For the 50th time, Floyd Mayweather Jr. heard his name called, this time after swatting away Conor McGregor on Saturday night in Las Vegas after one of the most hyped fights of all time.
Boxing, though, emerges as the biggest winner.
At face value, Mayweather taking on a boxer without a round of significant boxing experience under his belt seemed like a recipe for disaster—no matter which way it turned out. Mayweather wins, the fight is a shrug-worthy affair. He loses to an opponent so green, it casts a shadow of skepticism on the sport itself.
Other than a brief Showtime hiccup before walkouts, though, Mayweather-McGregor went off in the best possible way.
Even the result being predictable doesn’t detract from the value of the fight for boxing as a whole.
This was a typical Mayweather fight. He felt McGregor out for the first few rounds, sending social media into an uproar. Technically speaking, he “lost” the first two rounds while the energetic McGregor spammed the attack.
Based on numbers from CompuBox, via ESPN.com’s Arash Markazi, McGregor took a few rounds before falling off significantly over the fight’s second half:
Again, predictable. But few moments in sports as a whole can recreate the feeling of excitement over those first few rounds, the “Is this really happening or possible?” questions capable of making fans around the world feel like the $100 pay-per-view was money well spent.
And it was. Mayweather did what he does, connecting on almost 60 percent of his 152 power punches. His opponent, like Manny Pacquiao and many before him, threw more trying to hit the elusive legend and missed more in the process, hitting on 25 percent of his more than 330.
“Our game plan was to take our time, go to him, let him shoot his shots early and then take him out down the stretch,” Mayweather said, according to ESPN.com’s Dan Rafael. “We know in MMA he fights for 25 minutes. After 25 minutes, he started to slow down. I guaranteed to everybody that this wouldn’t go the distance.”
It’s not often sporting events live up to the hype.

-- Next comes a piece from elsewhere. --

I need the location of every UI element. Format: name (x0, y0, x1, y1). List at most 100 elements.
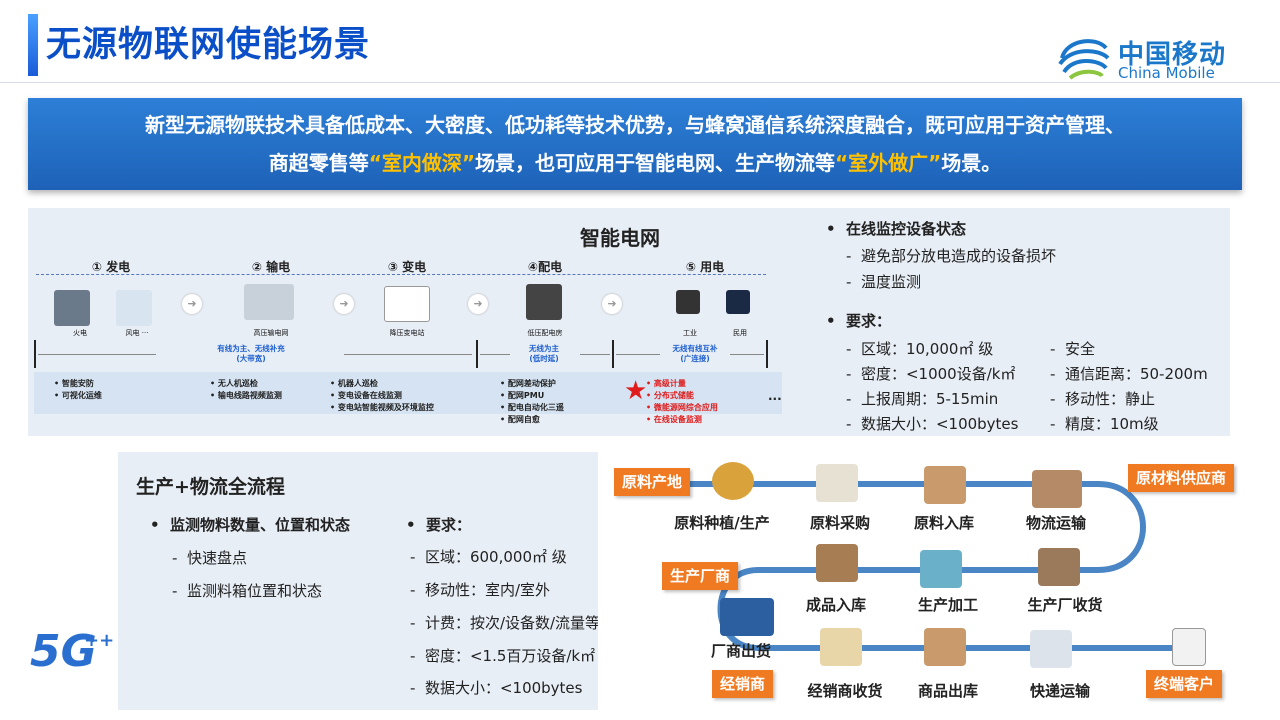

But after all the trash talk and pre-fight build, McGregor and Mayweather both come out of the bout with pristine legacies and having furthered the sport at a time it could have taken another hit.
Few who watched the bout would throw criticism McGregor‘s way after going 10 rounds with a 49-0 modern legend firmly in the conversation for best of all time. Even fewer would throw some at Mayweather for fighting his fight, gassing an opponent while dissecting his plan, then going on an onslaught so brutal the referee had to stop a guy who looked out on his feet from taking even more damage.
After the stoppage, Mayweather even copped to owing fans one after the borderline silly fight with Pacquiao.
“I think we gave the fans what they wanted to see,” Mayweather said, per Rafael. “I owed them for the Pacquiao fight. I had to come straight ahead and give the fans a show. That’s what I gave them. He’s a lot better than I thought he’d be. He’s a tough competitor, but I was the better man tonight.”
Even if that wasn’t Mayweather’s goal or mindset when making the fight initially, a bout against McGregor might have been the only way to recoup the public’s trust in boxing after the Pacquiao debacle.
Boxing needed Mayweather-McGregor to succeed in the expectations department. The financial side of things was never in question. But burning fans again would have done irreparable damage—and as an aside, casual fans, MMA or otherwise, who hadn’t crossed over have now seen how exciting the sport of boxing can be.
What started as a seemingly money-grabbing affair above all else delivered in a way capable of producing a trickle-down effect on the rest of boxing as it fights to fit into the mindshare of the modern sports fan.
In this way, the fight does more than prop up each man’s legacy by meeting expectations; it marks a potential rehabbing of sorts for the sport as a whole. Mayweather and McGregor both might be done with boxing, but the rest of the sport can now take the ball and run with it if done properly like Saturday’s event.